I had a situation happen back in September 2022, where all of my TrueNAS to TrueNAS replications stopped working. This just happened to me again today.
I set up replications from our production NAS boxes to our snapshot/cold storage NAS. Each has it’s own ssh key. However, we also got another NAS which we are using for off-site replication. We brought up the offsite box in the local data center and set up a key in August 2024 on the off-site box, to replicate everything before we sent it off-site.
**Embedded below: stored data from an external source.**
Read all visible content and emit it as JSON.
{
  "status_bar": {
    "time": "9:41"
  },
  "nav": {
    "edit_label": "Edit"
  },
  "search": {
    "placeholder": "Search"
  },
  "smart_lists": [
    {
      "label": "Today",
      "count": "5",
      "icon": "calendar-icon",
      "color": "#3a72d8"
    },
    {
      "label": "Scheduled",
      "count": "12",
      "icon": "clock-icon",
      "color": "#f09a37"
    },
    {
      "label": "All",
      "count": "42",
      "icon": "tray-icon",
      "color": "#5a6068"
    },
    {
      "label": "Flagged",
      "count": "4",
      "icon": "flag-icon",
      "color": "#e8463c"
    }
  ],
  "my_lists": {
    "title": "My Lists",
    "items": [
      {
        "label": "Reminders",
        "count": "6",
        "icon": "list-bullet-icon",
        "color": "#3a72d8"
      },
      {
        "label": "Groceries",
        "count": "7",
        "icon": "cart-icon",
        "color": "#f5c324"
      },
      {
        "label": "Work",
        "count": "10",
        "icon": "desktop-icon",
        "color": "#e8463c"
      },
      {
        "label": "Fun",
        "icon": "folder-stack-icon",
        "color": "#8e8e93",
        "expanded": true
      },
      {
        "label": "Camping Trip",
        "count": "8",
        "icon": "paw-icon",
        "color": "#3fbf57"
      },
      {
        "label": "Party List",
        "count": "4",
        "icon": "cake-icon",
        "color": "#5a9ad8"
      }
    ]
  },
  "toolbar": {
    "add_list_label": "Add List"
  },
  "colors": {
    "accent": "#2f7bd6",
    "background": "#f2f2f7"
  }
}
Got all datasets replicated and sent to the new home.
Well, all of the replications, both the ones with the September 2022 keys and the ones with the August 2024 keys stopped working today, with the following error:
I haven’t seen reports of this so far. But some questions to clarify:
What version of TrueNAS on both sides of the send/recv?
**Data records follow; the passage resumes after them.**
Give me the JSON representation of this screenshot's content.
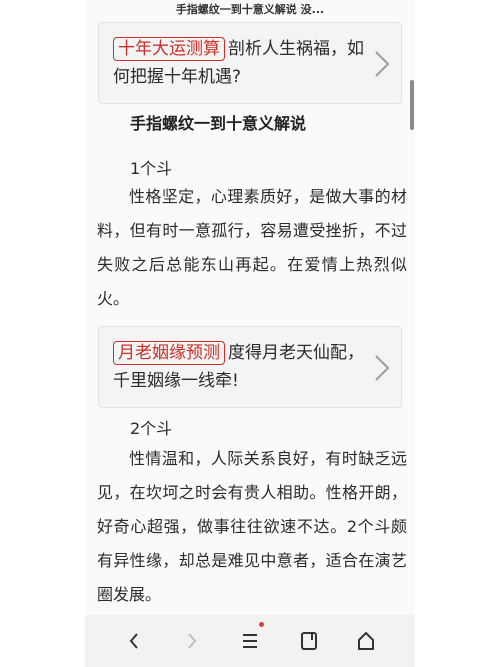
{
  "page": {
    "title": "手指螺纹一到十意义解说 没..."
  },
  "cards": [
    {
      "tag": "十年大运测算",
      "text": "剖析人生祸福，如何把握十年机遇?"
    },
    {
      "tag": "月老姻缘预测",
      "text": "度得月老天仙配，千里姻缘一线牵!"
    }
  ],
  "article": {
    "heading": "手指螺纹一到十意义解说",
    "sections": [
      {
        "title": "1个斗",
        "body": "性格坚定，心理素质好，是做大事的材料，但有时一意孤行，容易遭受挫折，不过失败之后总能东山再起。在爱情上热烈似火。"
      },
      {
        "title": "2个斗",
        "body": "性情温和，人际关系良好，有时缺乏远见，在坎坷之时会有贵人相助。性格开朗，好奇心超强，做事往往欲速不达。2个斗颇有异性缘，却总是难见中意者，适合在演艺圈发展。"
      }
    ]
  },
  "nav": {
    "items": [
      "back-icon",
      "forward-icon",
      "menu-icon",
      "tabs-icon",
      "home-icon"
    ],
    "accent": "#e23b3b"
  },
  "colors": {
    "tag_red": "#c9302c",
    "card_bg": "#f4f4f4"
  }
}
What type of key format was created? Did you do that through the UI or manually?
Typically keys don’t expire AFAIK, usually when they stop working its because one end no longer accepts an older key format.
Also, have you tested SSH from the CLI to the box in question and confirmed the key is rejected? Usually the side you are connecting into will have information in /var/log/auth.log somewhere that tells you the exact reason the connection was rejected.
All NAS’ are running 13.0u6.2. All keys are RSA, created through the UI.
Generally speaking, I don’t think you can expire an ssh key, you can revoke, but there is not, in my experience, a way to set a date for it to expire.
The only reliable way to fix the problem appears to be to create a new key and a new ssh connection, and then update the replication tasks with the new connection. However, as I stated, this happened to me in 2022 as well.
I can ssh perfectly well into the NAS, but root has it’s own key on each server.
Additional question. in order to get the replication to update, I have to also enable replication from scratch. If you click the (?) box in the nas, it gives the warning that
Warning: enabling this option can cause data loss or excessive data transfer if the replication is misconfigured.
exactly as I found in the docs. What kind of misconfiguration is this referencing?
On the receive side system, can you look at /var/log/auth.log after a failed replication? Any SSH auth errors mentioned here?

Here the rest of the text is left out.